Safe Boating

Young girl on boat wearing life jacket
Personal Flotation Devices

It is important to wear a life jacket that fits you.

Even the best water enthusiasts can misjudge changing water conditions when boating or swimming in open water. Be prepared at all times by wearing a life jacket - you never know when you'll be tossed into the water.

Have children wear a life jacket that fits them, and watch them closely around water - they can go under water quickly and quietly.

A number of water safety laws were passed to improve the use of life jackets and prevent drowning:

  • Children 13 years old and younger must wear a life jacket that fits them on moving boats on coastal waters.
  • Recreational boats must carry one U.S. Coast Guard-approved life jacket for each person aboard.
  • The life jacket must be available and accessible. This is a nationwide Coast Guard rule.

More information on personal flotation devices is available from the U.S. Coast Guard.

Young child at swimming lesson
Drowning Prevention

Drowning is a leading cause of death in the United States.

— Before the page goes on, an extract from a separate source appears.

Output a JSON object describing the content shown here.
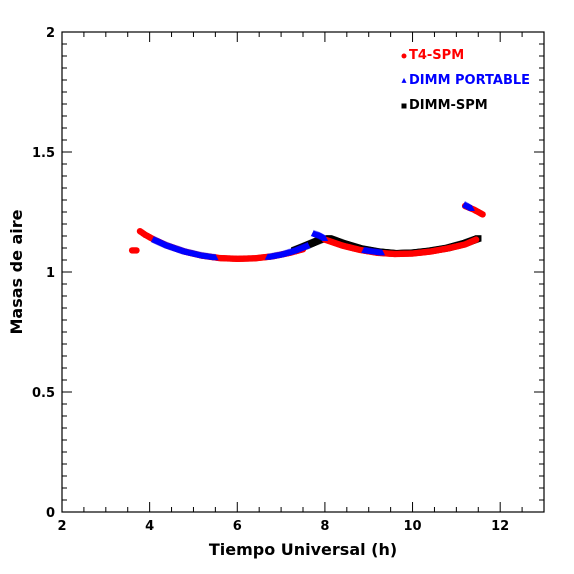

In fact, it ranks fifth among the leading causes of unintentional injury death in the United States and kills more toddlers 1-4 years old than anything but birth defects. Across the country, about ten people die every day from unintentional drowning. Of these, two are children 14 or younger. The good news is that most of these deaths are predictable and preventable. Being aware of the risks and taking safety precautions are proven ways to prevent drowning injuries and deaths. Learn the facts and take action to protect yourself and the ones you love from drowning.

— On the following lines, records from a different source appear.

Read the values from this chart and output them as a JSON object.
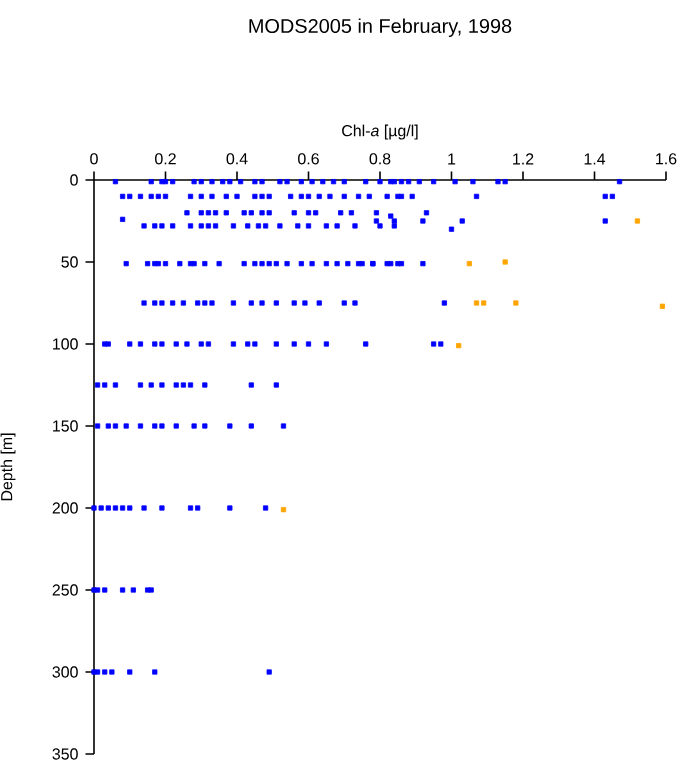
{
  "chart_data": {
    "type": "scatter",
    "title": "MODS2005 in February, 1998",
    "xlabel": "Chl-*a* [µg/l]",
    "ylabel": "Depth [m]",
    "xlim": [
      0,
      1.6
    ],
    "xticks": [
      0,
      0.2,
      0.4,
      0.6,
      0.8,
      1,
      1.2,
      1.4,
      1.6
    ],
    "ylim": [
      350,
      0
    ],
    "yticks": [
      0,
      50,
      100,
      150,
      200,
      250,
      300,
      350
    ],
    "marker": "square",
    "series": [
      {
        "color": "#0000ff",
        "x": [
          0.06,
          0.16,
          0.19,
          0.2,
          0.22,
          0.28,
          0.3,
          0.33,
          0.36,
          0.38,
          0.41,
          0.45,
          0.47,
          0.52,
          0.54,
          0.58,
          0.61,
          0.64,
          0.67,
          0.7,
          0.76,
          0.8,
          0.84,
          0.83,
          0.86,
          0.88,
          0.91,
          0.95,
          1.01,
          1.06,
          1.13,
          1.15,
          1.47,
          0.08,
          0.1,
          0.13,
          0.16,
          0.18,
          0.2,
          0.27,
          0.3,
          0.33,
          0.37,
          0.4,
          0.45,
          0.47,
          0.49,
          0.55,
          0.58,
          0.6,
          0.63,
          0.66,
          0.7,
          0.74,
          0.77,
          0.82,
          0.85,
          0.86,
          0.89,
          1.07,
          1.43,
          1.45,
          0.26,
          0.3,
          0.32,
          0.34,
          0.37,
          0.42,
          0.44,
          0.47,
          0.49,
          0.56,
          0.6,
          0.62,
          0.69,
          0.72,
          0.79,
          0.93,
          0.08,
          0.83,
          0.79,
          0.84,
          0.92,
          1.03,
          1.43,
          0.14,
          0.17,
          0.19,
          0.22,
          0.27,
          0.3,
          0.32,
          0.34,
          0.39,
          0.43,
          0.46,
          0.48,
          0.52,
          0.57,
          0.6,
          0.65,
          0.68,
          0.73,
          0.8,
          0.84,
          1.0,
          0.09,
          0.15,
          0.17,
          0.18,
          0.2,
          0.24,
          0.27,
          0.28,
          0.31,
          0.35,
          0.42,
          0.45,
          0.47,
          0.49,
          0.51,
          0.54,
          0.58,
          0.61,
          0.65,
          0.68,
          0.71,
          0.74,
          0.78,
          0.83,
          0.75,
          0.78,
          0.82,
          0.85,
          0.86,
          0.92,
          0.14,
          0.17,
          0.19,
          0.22,
          0.25,
          0.29,
          0.31,
          0.33,
          0.39,
          0.44,
          0.47,
          0.51,
          0.56,
          0.59,
          0.63,
          0.7,
          0.73,
          0.98,
          0.03,
          0.04,
          0.1,
          0.13,
          0.17,
          0.19,
          0.23,
          0.26,
          0.3,
          0.32,
          0.39,
          0.43,
          0.45,
          0.51,
          0.56,
          0.6,
          0.65,
          0.76,
          0.95,
          0.97,
          0.01,
          0.03,
          0.06,
          0.13,
          0.16,
          0.19,
          0.23,
          0.25,
          0.27,
          0.31,
          0.44,
          0.51,
          0.01,
          0.04,
          0.06,
          0.09,
          0.13,
          0.17,
          0.19,
          0.23,
          0.28,
          0.31,
          0.38,
          0.44,
          0.53,
          0.0,
          0.02,
          0.04,
          0.06,
          0.08,
          0.1,
          0.14,
          0.19,
          0.27,
          0.29,
          0.38,
          0.48,
          0.0,
          0.01,
          0.03,
          0.08,
          0.11,
          0.15,
          0.16,
          0.0,
          0.01,
          0.03,
          0.05,
          0.1,
          0.17,
          0.49
        ],
        "values": [
          1,
          1,
          1,
          1,
          1,
          1,
          1,
          1,
          1,
          1,
          1,
          1,
          1,
          1,
          1,
          1,
          1,
          1,
          1,
          1,
          1,
          1,
          1,
          1,
          1,
          1,
          1,
          1,
          1,
          1,
          1,
          1,
          1,
          10,
          10,
          10,
          10,
          10,
          10,
          10,
          10,
          10,
          10,
          10,
          10,
          10,
          10,
          10,
          10,
          10,
          10,
          10,
          10,
          10,
          10,
          10,
          10,
          10,
          10,
          10,
          10,
          10,
          20,
          20,
          20,
          20,
          20,
          20,
          20,
          20,
          20,
          20,
          20,
          20,
          20,
          20,
          20,
          20,
          24,
          22,
          25,
          25,
          25,
          25,
          25,
          28,
          28,
          28,
          28,
          28,
          28,
          28,
          28,
          28,
          28,
          28,
          28,
          28,
          28,
          28,
          28,
          28,
          28,
          28,
          28,
          30,
          51,
          51,
          51,
          51,
          51,
          51,
          51,
          51,
          51,
          51,
          51,
          51,
          51,
          51,
          51,
          51,
          51,
          51,
          51,
          51,
          51,
          51,
          51,
          51,
          51,
          51,
          51,
          51,
          51,
          51,
          75,
          75,
          75,
          75,
          75,
          75,
          75,
          75,
          75,
          75,
          75,
          75,
          75,
          75,
          75,
          75,
          75,
          75,
          100,
          100,
          100,
          100,
          100,
          100,
          100,
          100,
          100,
          100,
          100,
          100,
          100,
          100,
          100,
          100,
          100,
          100,
          100,
          100,
          125,
          125,
          125,
          125,
          125,
          125,
          125,
          125,
          125,
          125,
          125,
          125,
          150,
          150,
          150,
          150,
          150,
          150,
          150,
          150,
          150,
          150,
          150,
          150,
          150,
          200,
          200,
          200,
          200,
          200,
          200,
          200,
          200,
          200,
          200,
          200,
          200,
          250,
          250,
          250,
          250,
          250,
          250,
          250,
          300,
          300,
          300,
          300,
          300,
          300,
          300
        ]
      },
      {
        "color": "#ffa500",
        "x": [
          1.52,
          1.05,
          1.15,
          1.07,
          1.09,
          1.18,
          1.59,
          1.02,
          0.53
        ],
        "values": [
          25,
          51,
          50,
          75,
          75,
          75,
          77,
          101,
          201
        ]
      }
    ]
  }
}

For more information, visit the CDC's Healthy Swimming page for information on recreational illnesses, drowning prevention, and other recreational water tips.

Rip Currents

Rip currents are areas of water flowing away from shoreline that can cause swimmers to be pulled away from the beach, out into open water. Rip currents, also mistakenly called rip tides or undertows, form in areas where water is unevenly distributed along the shore, usually due to sand bars or the wind.